The main steps in the proof are the solution of the classical Plateau problem in general spaces and the analysis of the intrinsic structure of area minimizing discs. The result also applies to non-zero upper bounds on curvature.

Andrés Navas

A canonical berycenter map on Buseman spaces.

In this talk I will report on a construction of a barycenter for measures with finite first moment on general Buseman spaces, which is 1-Lipschitz with respect to the 1-Kantorovich-Wasserstein metric.

Pierre Pansu

The quasi-symmetric Hölder equivalence problem

What is the optimal pinching of curvature on spaces quasiisometric to complex hyperbolic spaces ? This leads to the following problem: what is the best Hölder continuity exponent for a homeomorphism of Euclidean space to a metric space quasisymmetric to Heisenberg group, when the inverse map is assumed to be Lipschitz ? We give a partial result on this question.

Pierre Py

Actions of $\operatorname{PO}(n,1)$ on infinite dimensional symmetric spaces

I will recall some classical facts from representation theory which allow to build isometric actions of $\operatorname{PSL}(2,\mathbf{R})$ and more generally of $\operatorname{PO}(n,1)$ on certain infinite dimensional symmetric spaces. Along the way, I will survey some results obtained in collaboration with Thomas Delzant and Nicolas Monod and present a few open questions.

Alain Valette

A survey of the Haagerup property

A locally compact group has the Haagerup property (or: is a-$(T)$-menable) if it admits a proper affine isometric action on a Hilbert space.

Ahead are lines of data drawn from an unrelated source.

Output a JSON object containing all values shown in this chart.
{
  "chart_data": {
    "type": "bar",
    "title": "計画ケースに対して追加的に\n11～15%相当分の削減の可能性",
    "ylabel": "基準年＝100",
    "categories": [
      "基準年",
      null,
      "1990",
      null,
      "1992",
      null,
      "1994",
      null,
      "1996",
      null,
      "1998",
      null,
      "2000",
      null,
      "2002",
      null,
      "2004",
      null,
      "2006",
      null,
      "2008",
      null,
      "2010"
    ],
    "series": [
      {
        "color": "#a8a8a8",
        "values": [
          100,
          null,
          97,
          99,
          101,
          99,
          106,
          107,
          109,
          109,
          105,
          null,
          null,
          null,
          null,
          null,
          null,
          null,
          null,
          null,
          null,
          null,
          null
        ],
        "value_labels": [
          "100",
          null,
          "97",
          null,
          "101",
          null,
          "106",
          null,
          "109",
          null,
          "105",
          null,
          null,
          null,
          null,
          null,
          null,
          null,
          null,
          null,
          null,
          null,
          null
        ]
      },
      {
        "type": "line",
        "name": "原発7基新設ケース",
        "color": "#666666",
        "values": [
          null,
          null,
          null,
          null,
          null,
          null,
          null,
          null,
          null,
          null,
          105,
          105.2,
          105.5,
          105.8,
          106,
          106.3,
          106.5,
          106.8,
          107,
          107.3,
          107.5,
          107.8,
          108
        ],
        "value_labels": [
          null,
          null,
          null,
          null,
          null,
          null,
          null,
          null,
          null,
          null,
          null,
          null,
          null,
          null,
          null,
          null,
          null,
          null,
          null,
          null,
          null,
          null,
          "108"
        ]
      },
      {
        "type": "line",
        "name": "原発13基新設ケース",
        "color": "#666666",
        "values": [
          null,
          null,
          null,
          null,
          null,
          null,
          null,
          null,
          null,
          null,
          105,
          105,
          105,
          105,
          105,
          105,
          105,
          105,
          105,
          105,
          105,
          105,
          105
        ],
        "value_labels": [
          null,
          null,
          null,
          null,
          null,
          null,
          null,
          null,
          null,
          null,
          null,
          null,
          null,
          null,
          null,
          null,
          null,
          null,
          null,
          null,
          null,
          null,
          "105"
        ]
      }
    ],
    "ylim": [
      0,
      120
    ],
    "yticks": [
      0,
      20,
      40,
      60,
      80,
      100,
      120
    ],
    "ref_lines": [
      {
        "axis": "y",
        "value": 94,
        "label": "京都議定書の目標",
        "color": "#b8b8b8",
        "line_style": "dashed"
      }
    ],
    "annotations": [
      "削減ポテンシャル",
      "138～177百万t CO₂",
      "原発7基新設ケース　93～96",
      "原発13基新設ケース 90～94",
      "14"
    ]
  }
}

The Haagerup property is a weak form of amenability: the class of Haagerup groups contains amenable groups, but also free groups, Coxeter groups, closed subgroups of $\operatorname{SO}(n,1)$ and $\operatorname{SU}(n,1)$, etc… We will survey the following topics:

  1.  Unitary representations vs affine isometric actions.
  2.  Geometric characterizations.
  3.  Permanence properties.
  4.  Applications

Stefan Wenger

Plateau’s problem, isoperimetric inequalities, and large scale geometry

In the first part of the talk I will describe a generalization of the classical problem of Plateau to the setting of metric spaces. I will show that among all disc-type surfaces with prescribed Jordan boundary in a proper metric space there exists an area minimizing disc which moreover has a quasi-conformal parametrization. If the space admits a local quadratic isoperimetric inequality for curves then such a disc is locally Hölder continuous in the interior and continuous up to the boundary. In the second part of the talk I will explain how existence and regularity of area minimizers can be used to study the local and the large scale geometry of spaces with a quadratic isoperimetric inequality for curves. The talk is based on joint work with Alexander Lytchak.